Doctors aren’t entirely sure: Despite the fact that COPD is the third-leading cause of death, there is scant research on the comparative effectiveness of treatment options in seniors. But a study recently published in The Journal of the American Medical Association provides valuable new information.
For their new study, researchers in Ontario combed through records of all adults ages 66 and older with COPD who had started taking two types of medications: long-acting beta agonists and inhaled corticosteroids.
Clinical guidelines recommend that doctors begin treatment for COPD with long-acting beta agonists (or another set of medications called long-acting anticholinergics, not studied in this report), then add other medications if necessary. But it has never been clear if this is optimal for older adults.
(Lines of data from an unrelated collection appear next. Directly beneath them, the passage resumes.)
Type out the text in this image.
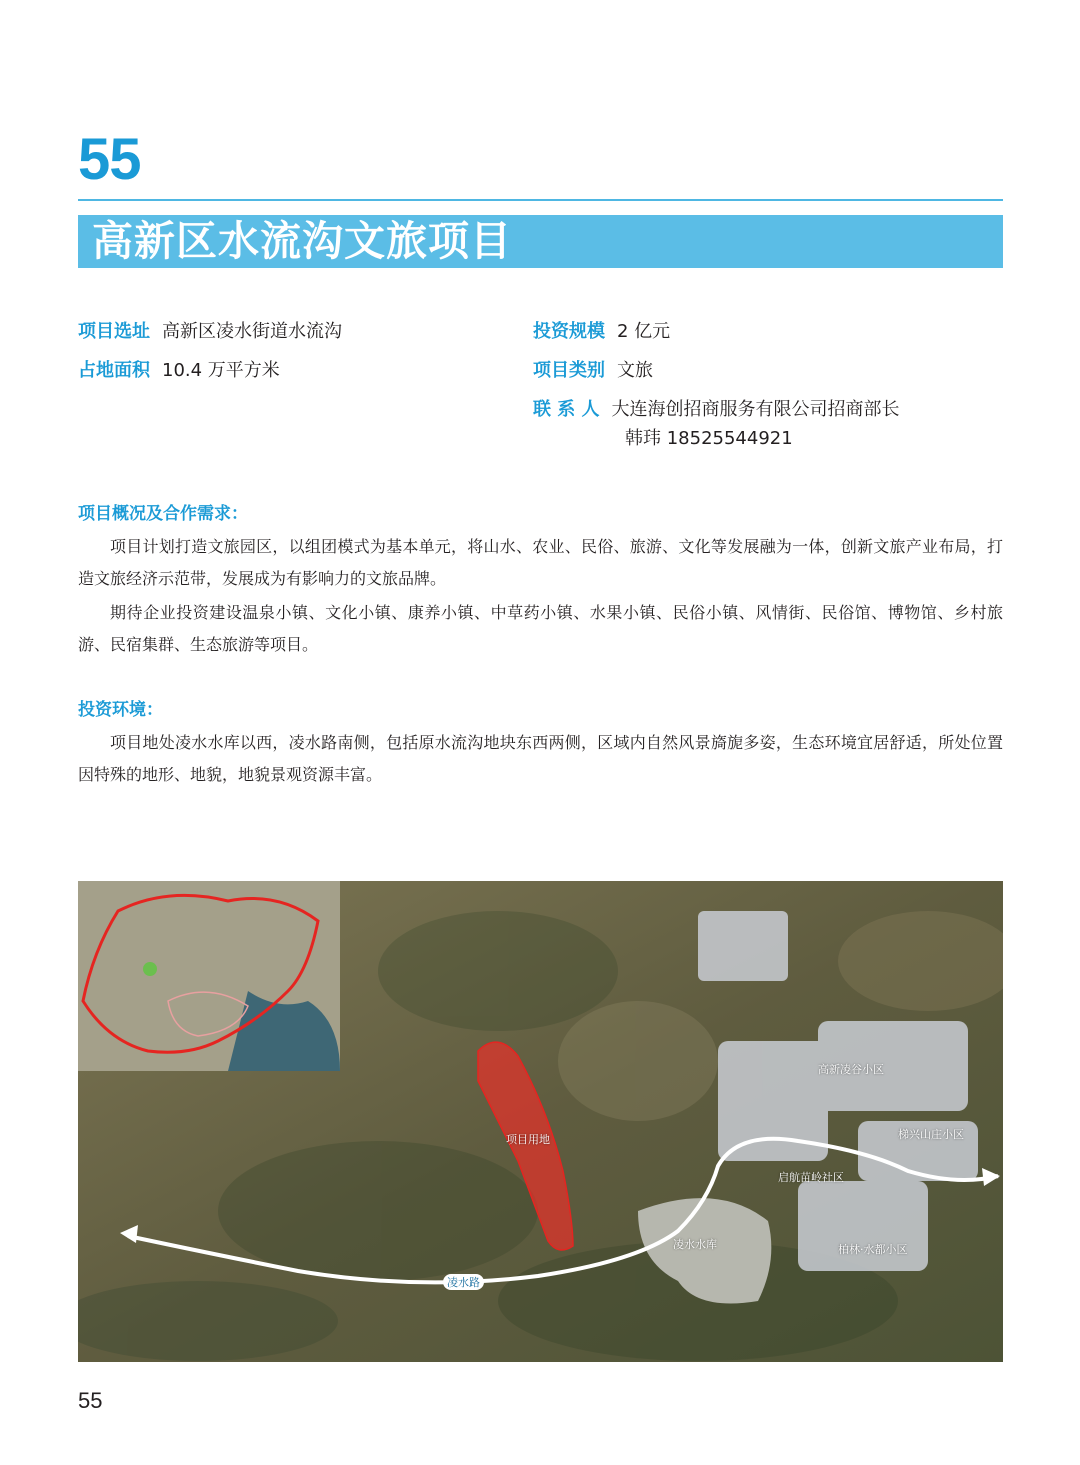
55
高新区水流沟文旅项目
项目选址 高新区凌水街道水流沟
占地面积 10.4 万平方米
投资规模 2 亿元
项目类别 文旅
联 系 人 大连海创招商服务有限公司招商部长
韩玮 18525544921
项目概况及合作需求：

项目计划打造文旅园区，以组团模式为基本单元，将山水、农业、民俗、旅游、文化等发展融为一体，创新文旅产业布局，打造文旅经济示范带，发展成为有影响力的文旅品牌。

期待企业投资建设温泉小镇、文化小镇、康养小镇、中草药小镇、水果小镇、民俗小镇、风情街、民俗馆、博物馆、乡村旅游、民宿集群、生态旅游等项目。

投资环境：

项目地处凌水水库以西，凌水路南侧，包括原水流沟地块东西两侧，区域内自然风景旖旎多姿，生态环境宜居舒适，所处位置因特殊的地形、地貌，地貌景观资源丰富。

项目用地
凌水路
凌水水库
高新凌谷小区
梯兴山庄小区
启航苗岭社区
柏林·水都小区
55
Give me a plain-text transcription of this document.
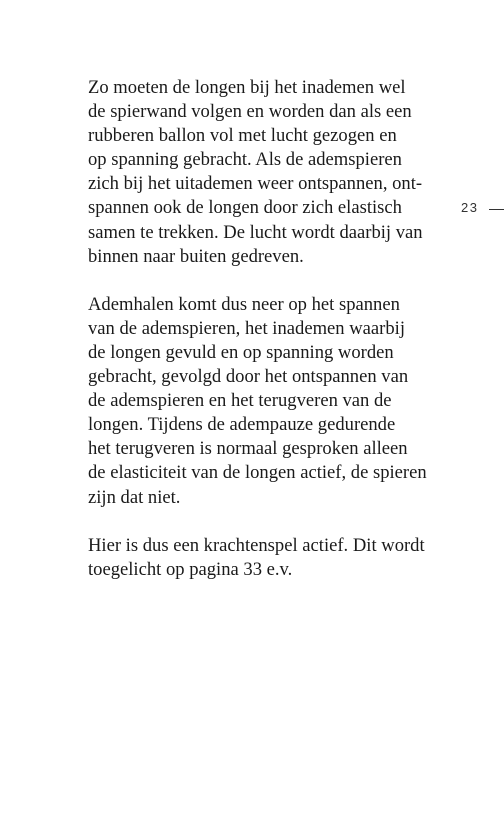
Zo moeten de longen bij het inademen wel
de spierwand volgen en worden dan als een
rubberen ballon vol met lucht gezogen en
op spanning gebracht. Als de ademspieren
zich bij het uitademen weer ontspannen, ont-
spannen ook de longen door zich elastisch
samen te trekken. De lucht wordt daarbij van
binnen naar buiten gedreven.

Ademhalen komt dus neer op het spannen
van de ademspieren, het inademen waarbij
de longen gevuld en op spanning worden
gebracht, gevolgd door het ontspannen van
de ademspieren en het terugveren van de
longen. Tijdens de adempauze gedurende
het terugveren is normaal gesproken alleen
de elasticiteit van de longen actief, de spieren
zijn dat niet.

Hier is dus een krachtenspel actief. Dit wordt
toegelicht op pagina 33 e.v.

23
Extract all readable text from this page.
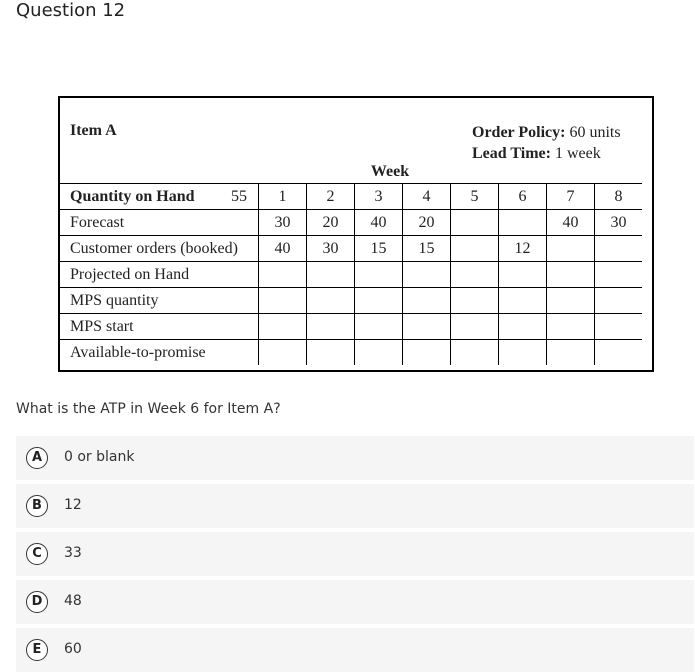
Question 12
Item A	Order Policy: 60 units
Lead Time: 1 week
Week
Quantity on Hand 55	1	2	3	4	5	6	7	8
Forecast	30	20	40	20			40	30
Customer orders (booked)	40	30	15	15		12		
Projected on Hand								
MPS quantity								
MPS start								
Available-to-promise								
What is the ATP in Week 6 for Item A?
A	0 or blank
B	12
C	33
D	48
E	60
The Canadian study is the first to focus on seniors in real-world settings who tend to have lots of complications, unlike people included in gold-standard clinical trials, which tend to exclude patients with multiple medical conditions.
The researchers examined administrative health records for 2,129 older adults taking long-acting beta agonists alone and 5,594 adults taking them with corticosteroids, documenting how many in each group were hospitalized and died over a period of about two and a half years.
They found that seniors taking both medications had 8 percent fewer deaths and hospitalizations during this period, compared with those taking long-acting beta agonists alone, a result they called modest but significant.